G.G. : J’en reviens à votre domaine en matière médicale puisque vous êtes biologiste, dans quelles circonstances peut-on tenter un traitement en sachant qu’il a peu de chance de réussir ?

P.J. : Vous tombez sur un problème qui est très éloigné de ma compétence. je pense qu’il est bien évident que s’il s’agit du traitement d’un patient, d’un malade, l’attitude qui consiste à essayer pour voir n’est absolument pas tolérable. En médecine se posent des problèmes éthiques qui ne sont pas ceux qui se posent dans la science que je pratique tous les jours. Il est évident que la démarche que je viens de décrire ne peut pas être appliquée, il faut énormément d’expériences préliminaires, Si possible sur des animaux ou sur des cellules vivantes en culture, avant de tenter une expérience sur un homme. Je pense que là nous tombons dans un problème qui transcende totalement les règles normales de la recherche scientifique.

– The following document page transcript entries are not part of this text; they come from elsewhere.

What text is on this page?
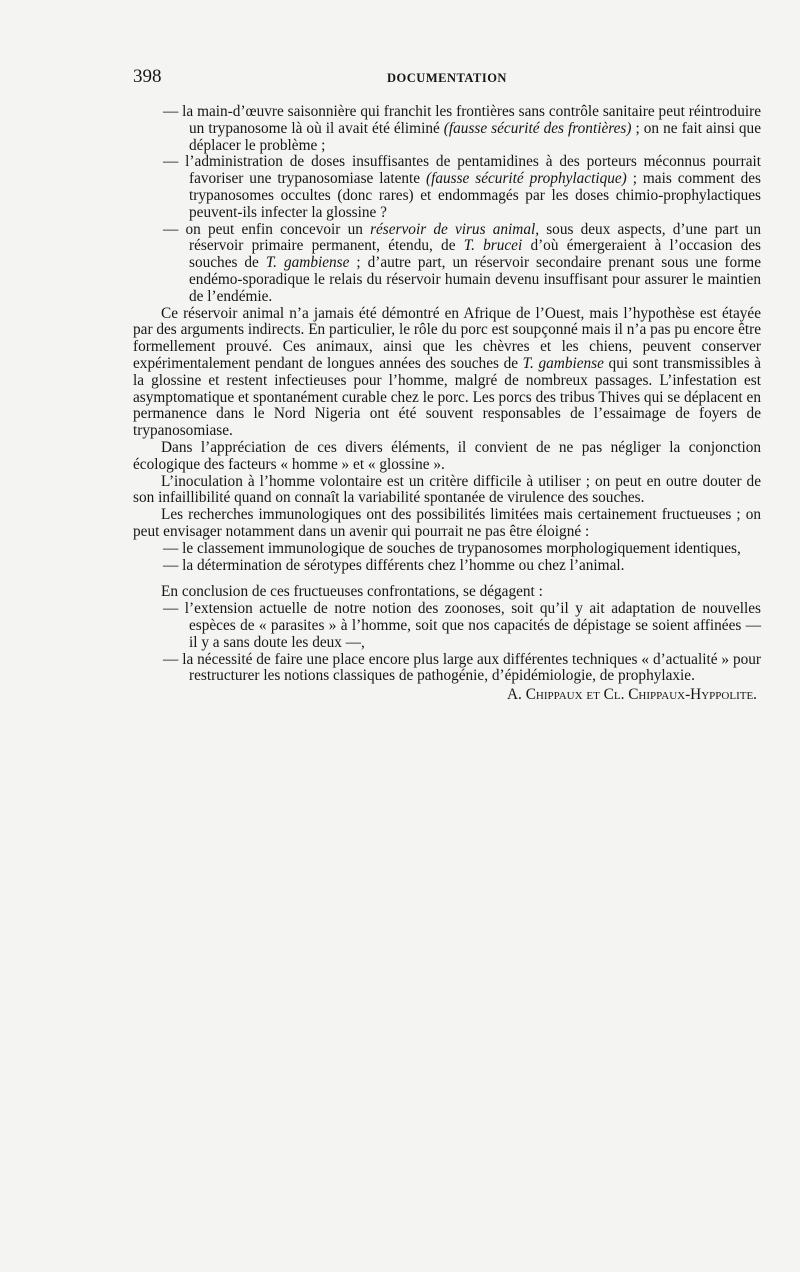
398	DOCUMENTATION

— la main-d’œuvre saisonnière qui franchit les frontières sans contrôle sanitaire peut réintroduire un trypanosome là où il avait été éliminé (fausse sécurité des frontières) ; on ne fait ainsi que déplacer le problème ;

— l’administration de doses insuffisantes de pentamidines à des porteurs méconnus pourrait favoriser une trypanosomiase latente (fausse sécurité prophylactique) ; mais comment des trypanosomes occultes (donc rares) et endommagés par les doses chimio-prophylactiques peuvent-ils infecter la glossine ?

— on peut enfin concevoir un réservoir de virus animal, sous deux aspects, d’une part un réservoir primaire permanent, étendu, de T. brucei d’où émergeraient à l’occasion des souches de T. gambiense ; d’autre part, un réservoir secondaire prenant sous une forme endémo-sporadique le relais du réservoir humain devenu insuffisant pour assurer le maintien de l’endémie.

Ce réservoir animal n’a jamais été démontré en Afrique de l’Ouest, mais l’hypothèse est étayée par des arguments indirects. En particulier, le rôle du porc est soupçonné mais il n’a pas pu encore être formellement prouvé. Ces animaux, ainsi que les chèvres et les chiens, peuvent conserver expérimentalement pendant de longues années des souches de T. gambiense qui sont transmissibles à la glossine et restent infectieuses pour l’homme, malgré de nombreux passages. L’infestation est asymptomatique et spontanément curable chez le porc. Les porcs des tribus Thives qui se déplacent en permanence dans le Nord Nigeria ont été souvent responsables de l’essaimage de foyers de trypanosomiase.

Dans l’appréciation de ces divers éléments, il convient de ne pas négliger la conjonction écologique des facteurs « homme » et « glossine ».

L’inoculation à l’homme volontaire est un critère difficile à utiliser ; on peut en outre douter de son infaillibilité quand on connaît la variabilité spontanée de virulence des souches.

Les recherches immunologiques ont des possibilités limitées mais certainement fructueuses ; on peut envisager notamment dans un avenir qui pourrait ne pas être éloigné :

— le classement immunologique de souches de trypanosomes morphologiquement identiques,

— la détermination de sérotypes différents chez l’homme ou chez l’animal.

En conclusion de ces fructueuses confrontations, se dégagent :

— l’extension actuelle de notre notion des zoonoses, soit qu’il y ait adaptation de nouvelles espèces de « parasites » à l’homme, soit que nos capacités de dépistage se soient affinées — il y a sans doute les deux —,

— la nécessité de faire une place encore plus large aux différentes techniques « d’actualité » pour restructurer les notions classiques de pathogénie, d’épidémiologie, de prophylaxie.

A. Chippaux et Cl. Chippaux-Hyppolite.
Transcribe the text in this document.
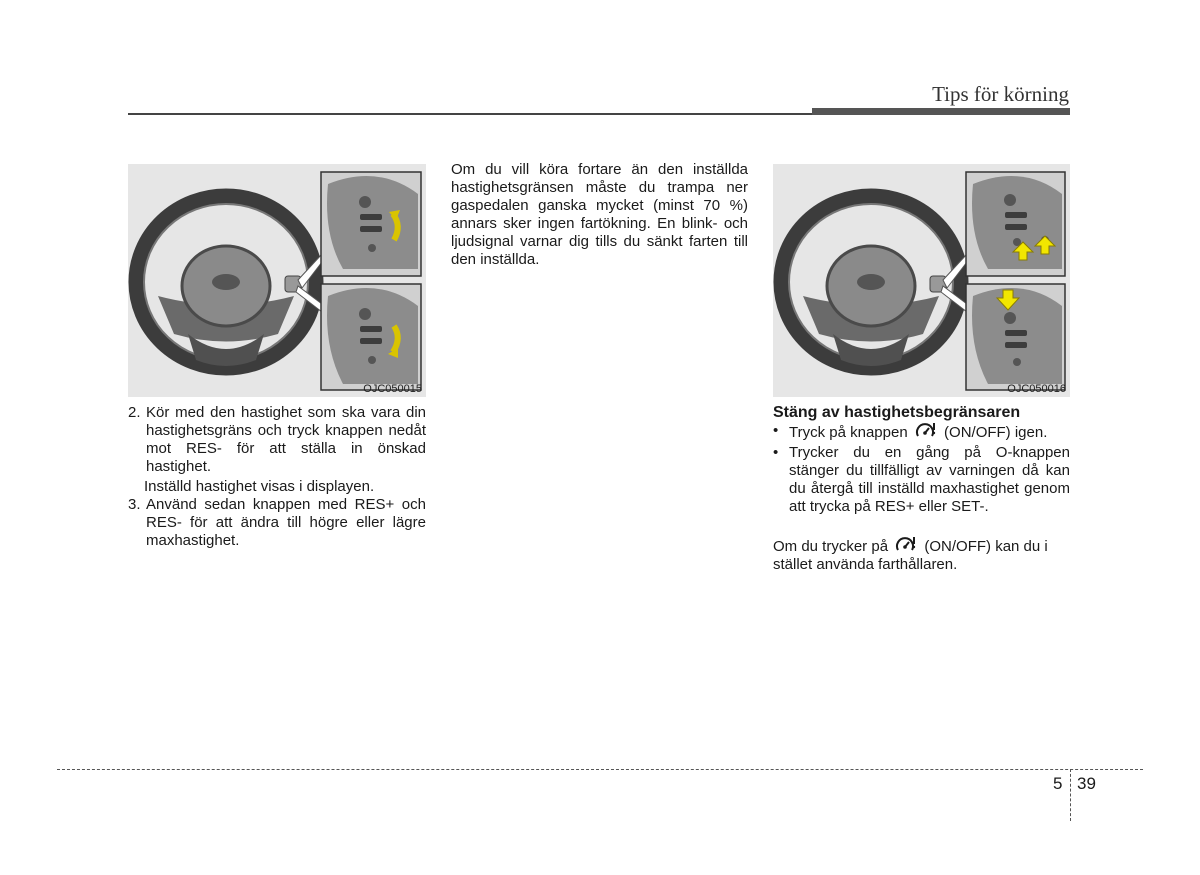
Tips för körning
OJC050015
2. Kör med den hastighet som ska vara din hastighetsgräns och tryck knappen nedåt mot RES- för att ställa in önskad hastighet.

Inställd hastighet visas i displayen.

3. Använd sedan knappen med RES+ och RES- för att ändra till högre eller lägre maxhastighet.

Om du vill köra fortare än den inställda hastighetsgränsen måste du trampa ner gaspedalen ganska mycket (minst 70 %) annars sker ingen fartökning. En blink- och ljudsignal varnar dig tills du sänkt farten till den inställda.

OJC050016

Stäng av hastighetsbegränsaren

• Tryck på knappen (ON/OFF) igen.
• Trycker du en gång på O-knappen stänger du tillfälligt av varningen då kan du återgå till inställd maxhastighet genom att trycka på RES+ eller SET-.

Om du trycker på (ON/OFF) kan du i stället använda farthållaren.

5 39
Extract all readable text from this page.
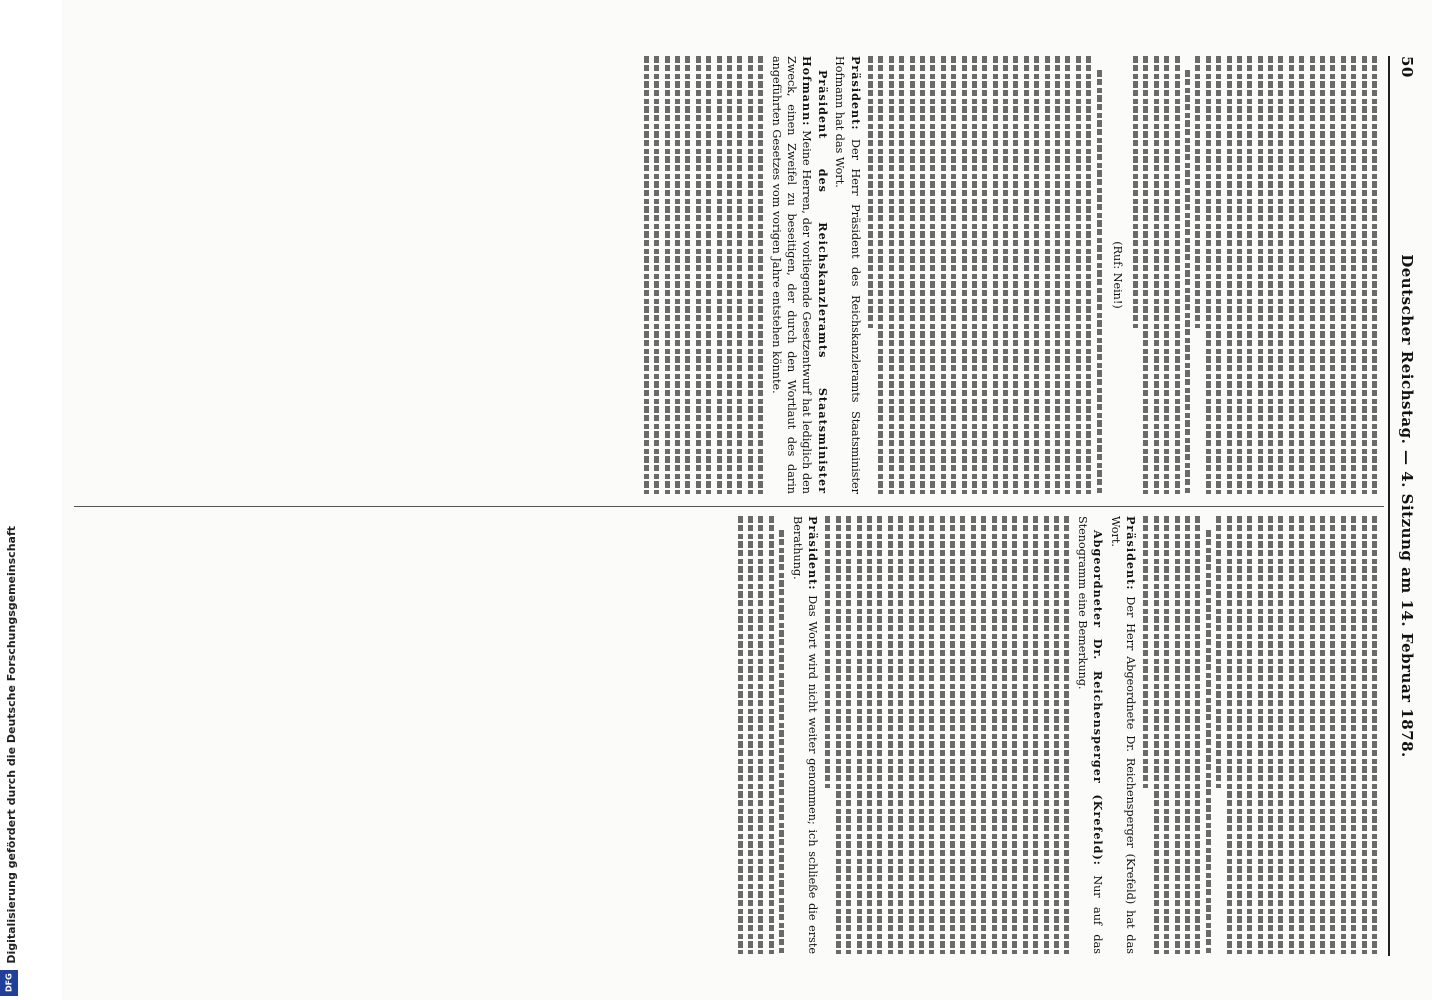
Digitalisierung gefördert durch die Deutsche Forschungsgemeinschaft
DFG
50
Deutscher Reichstag. — 4. Sitzung am 14. Februar 1878.

(Ruf: Nein!)

Präsident: Der Herr Präsident des Reichskanzleramts Staatsminister Hofmann hat das Wort.

Präsident des Reichskanzleramts Staatsminister Hofmann: Meine Herren, der vorliegende Gesetzentwurf hat lediglich den Zweck, einen Zweifel zu beseitigen, der durch den Wortlaut des darin angeführten Gesetzes vom vorigen Jahre entstehen könnte.

Präsident: Der Herr Abgeordnete Dr. Reichensperger (Krefeld) hat das Wort.

Abgeordneter Dr. Reichensperger (Krefeld): Nur auf das Stenogramm eine Bemerkung.

Präsident: Das Wort wird nicht weiter genommen; ich schließe die erste Berathung.
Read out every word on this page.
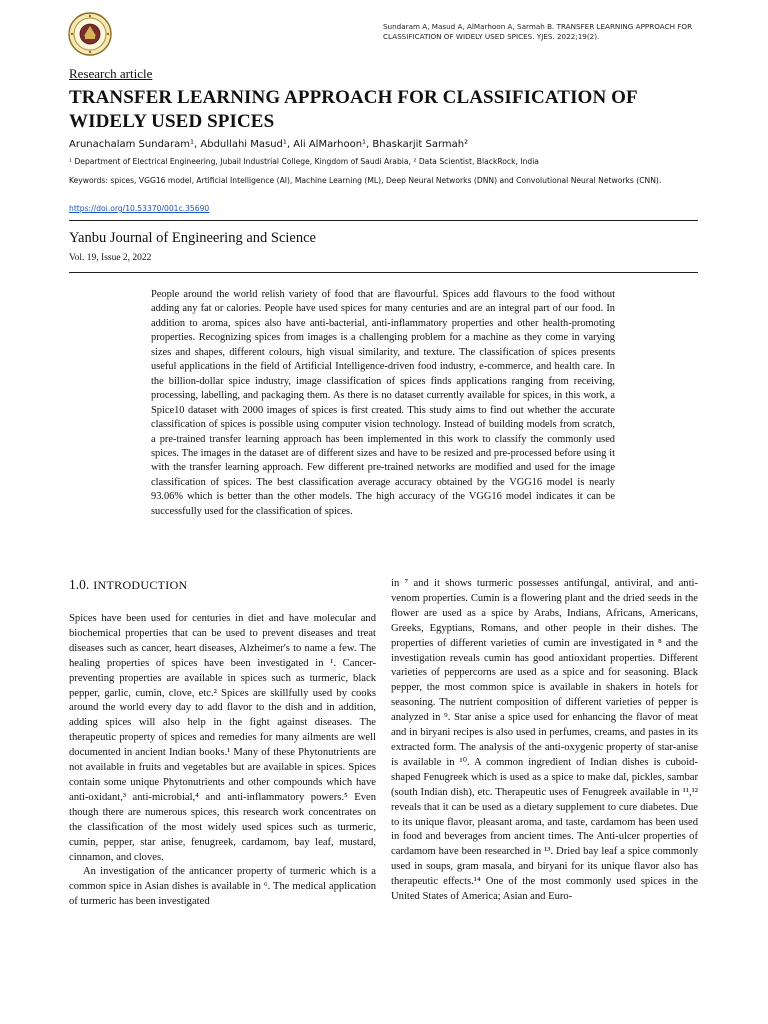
Sundaram A, Masud A, AlMarhoon A, Sarmah B. TRANSFER LEARNING APPROACH FOR CLASSIFICATION OF WIDELY USED SPICES. YJES. 2022;19(2).
Research article
TRANSFER LEARNING APPROACH FOR CLASSIFICATION OF WIDELY USED SPICES
Arunachalam Sundaram¹, Abdullahi Masud¹, Ali AlMarhoon¹, Bhaskarjit Sarmah²
¹ Department of Electrical Engineering, Jubail Industrial College, Kingdom of Saudi Arabia, ² Data Scientist, BlackRock, India
Keywords: spices, VGG16 model, Artificial Intelligence (AI), Machine Learning (ML), Deep Neural Networks (DNN) and Convolutional Neural Networks (CNN).
https://doi.org/10.53370/001c.35690
Yanbu Journal of Engineering and Science
Vol. 19, Issue 2, 2022
People around the world relish variety of food that are flavourful. Spices add flavours to the food without adding any fat or calories. People have used spices for many centuries and are an integral part of our food. In addition to aroma, spices also have anti-bacterial, anti-inflammatory properties and other health-promoting properties. Recognizing spices from images is a challenging problem for a machine as they come in varying sizes and shapes, different colours, high visual similarity, and texture. The classification of spices presents useful applications in the field of Artificial Intelligence-driven food industry, e-commerce, and health care. In the billion-dollar spice industry, image classification of spices finds applications ranging from receiving, processing, labelling, and packaging them. As there is no dataset currently available for spices, in this work, a Spice10 dataset with 2000 images of spices is first created. This study aims to find out whether the accurate classification of spices is possible using computer vision technology. Instead of building models from scratch, a pre-trained transfer learning approach has been implemented in this work to classify the commonly used spices. The images in the dataset are of different sizes and have to be resized and pre-processed before using it with the transfer learning approach. Few different pre-trained networks are modified and used for the image classification of spices. The best classification average accuracy obtained by the VGG16 model is nearly 93.06% which is better than the other models. The high accuracy of the VGG16 model indicates it can be successfully used for the classification of spices.
1.0. INTRODUCTION

Spices have been used for centuries in diet and have molecular and biochemical properties that can be used to prevent diseases and treat diseases such as cancer, heart diseases, Alzheimer's to name a few. The healing properties of spices have been investigated in ¹. Cancer-preventing properties are available in spices such as turmeric, black pepper, garlic, cumin, clove, etc.² Spices are skillfully used by cooks around the world every day to add flavor to the dish and in addition, adding spices will also help in the fight against diseases. The therapeutic property of spices and remedies for many ailments are well documented in ancient Indian books.¹ Many of these Phytonutrients are not available in fruits and vegetables but are available in spices. Spices contain some unique Phytonutrients and other compounds which have anti-oxidant,³ anti-microbial,⁴ and anti-inflammatory powers.⁵ Even though there are numerous spices, this research work concentrates on the classification of the most widely used spices such as turmeric, cumin, pepper, star anise, fenugreek, cardamom, bay leaf, mustard, cinnamon, and cloves.

An investigation of the anticancer property of turmeric which is a common spice in Asian dishes is available in ⁶. The medical application of turmeric has been investigated

in ⁷ and it shows turmeric possesses antifungal, antiviral, and anti-venom properties. Cumin is a flowering plant and the dried seeds in the flower are used as a spice by Arabs, Indians, Africans, Americans, Greeks, Egyptians, Romans, and other people in their dishes. The properties of different varieties of cumin are investigated in ⁸ and the investigation reveals cumin has good antioxidant properties. Different varieties of peppercorns are used as a spice and for seasoning. Black pepper, the most common spice is available in shakers in hotels for seasoning. The nutrient composition of different varieties of pepper is analyzed in ⁹. Star anise a spice used for enhancing the flavor of meat and in biryani recipes is also used in perfumes, creams, and pastes in its extracted form. The analysis of the anti-oxygenic property of star-anise is available in ¹⁰. A common ingredient of Indian dishes is cuboid-shaped Fenugreek which is used as a spice to make dal, pickles, sambar (south Indian dish), etc. Therapeutic uses of Fenugreek available in ¹¹,¹² reveals that it can be used as a dietary supplement to cure diabetes. Due to its unique flavor, pleasant aroma, and taste, cardamom has been used in food and beverages from ancient times. The Anti-ulcer properties of cardamom have been researched in ¹³. Dried bay leaf a spice commonly used in soups, gram masala, and biryani for its unique flavor also has therapeutic effects.¹⁴ One of the most commonly used spices in the United States of America; Asian and Euro-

G.G. : Depuis que la recherche est devenue, au moins en parole, une priorité des gouvernements, les gestionnaires déclarent vouloir la rationaliser, c’est-à-dire accroître ses chances de succès et réduire ses coûts. Cette rationalisation passe par des appels d’offre nationaux ou européens, assortis de conditions d’organisation et limités à des domaines jugés porteurs ou prioritaires. Cela paraît rationnel, je répète le terme, au moins pour le contribuable. Pourtant je crois que vous trouvez que la rationalisation en ce sens là n’a rien à voir ni avec notre rationalisme ni même avec la démarche scientifique. Pouvez-vous expliquer ce paradoxe ?

P.J. : Je pense qu’on tombe, en effet, en quelque sorte sur une déviation, une contradiction avec le terme de rationalisme tel que je le conçois. Je pense qu’il est strictement impossible de rationaliser une activité créatrice, qu’il s’agisse de peinture, de musique, d’écriture ou de science, la création ne se rationalise pas et je ne voudrais même pas employer ce terme qui me paraît mal adapté. Je pense pouvoir montrer par un raisonnement rationnel, ce qui est tout à fait différent, qu’un certain désordre, générateur de liberté, est indispensable dans l’organisation de la recherche, car toute rationalisation de la recherche obligatoirement se traduirait par une perte de liberté. J’irai un cran plus loin : la créativité en science est indissociable du droit à l’erreur : si un chercheur n’a plus le droit à l’erreur, il n’a plus le droit de créer. Si on n’accepte pas, quitte à choquer justement le contribuable, un certain gâchis, c’est-à-dire que certaines recherches n’aboutissent pas, eh bien aucune recherche n’aboutira. Pour moi c’est là la différence entre une approche rationnelle du problème d’organisation de la recherche et la rationalisation de la recherche qui paradoxalement ne peut conduire qu’à sa stérilisation.

G.G. : Voilà des propos, Pierre Joliot, qui je l’espère seront entendus en haut lieu. Je vous remercie.